The Michigan Department of Health and Human Services (MDHHS) and Kent County Health Department (KCHD) today released a review of cancer incidence data for per- and polyfluoroalkyl substances (PFAS) found in some drinking water samples in northern Kent County.

The report found one type of cancer was elevated in the selected areas of northern Kent County, but it does not provide enough information to be conclusive as to why it is elevated.

Prostate cancer results were elevated.

MDHHS and KCHD say those results are difficult to interpret because the associations with PFAS exposure are weak and there are other factors known to influence prostate cancer incidence that are beyond the scope of the review. They say the data review cannot determine the linkage of any cancer occurrence with environmental conditions including PFAS exposure nor the cause of increases or decreases of any cancer types over time.

A number of cancers have been found to be associated with PFAS according to currently available literature.

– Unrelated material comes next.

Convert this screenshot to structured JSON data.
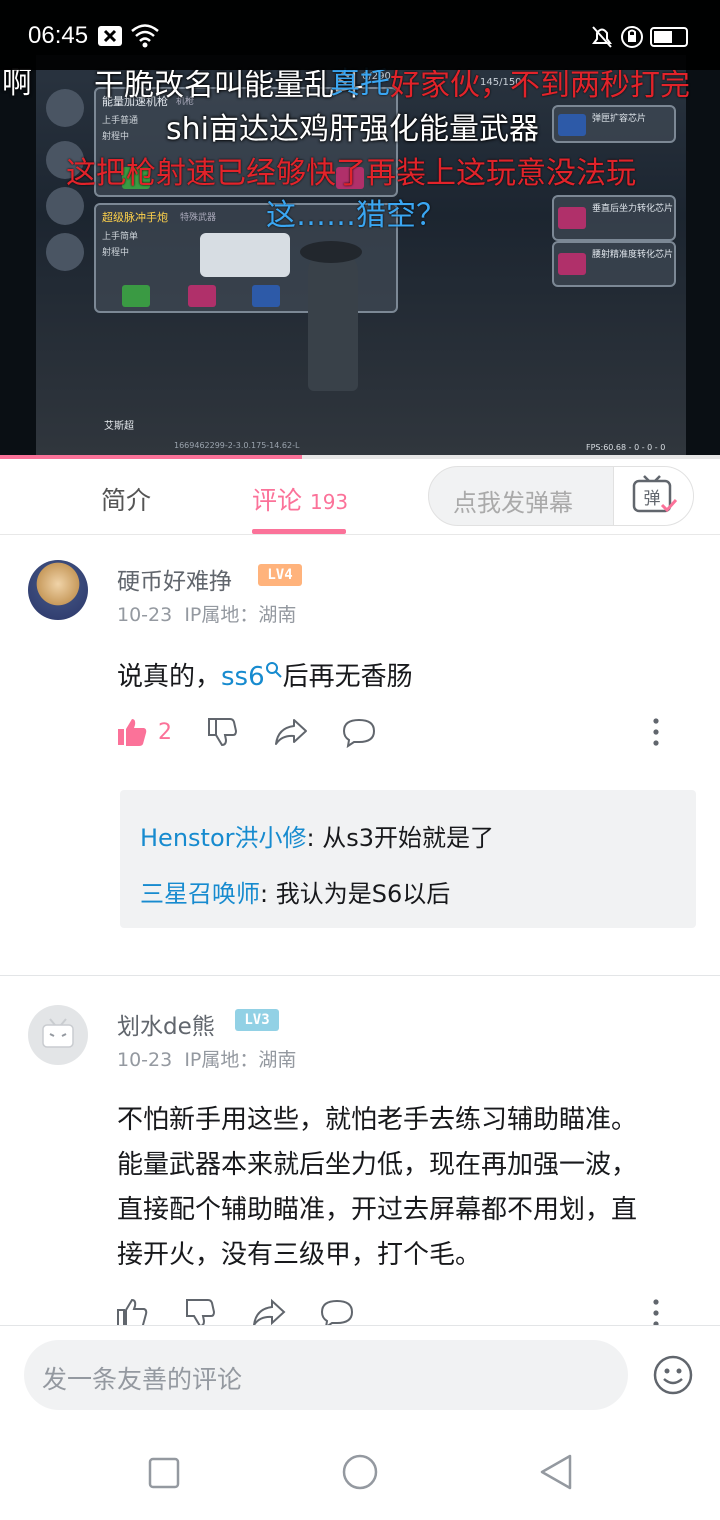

They have been reported in scientific literature with incidence of kidney and testicular cancers, with possible but weak evidence for prostate and ovarian cancers.

MDHHS examined the incidence of invasive cancers from 2000 to 2014 in twelve United States census tracts and two ZIP codes (49341 and 49306) in selected areas of northern Kent County. These ZIP codes include the communities of Rockford, Plainfield Township, Cannonsburg, and Belmont, Mich.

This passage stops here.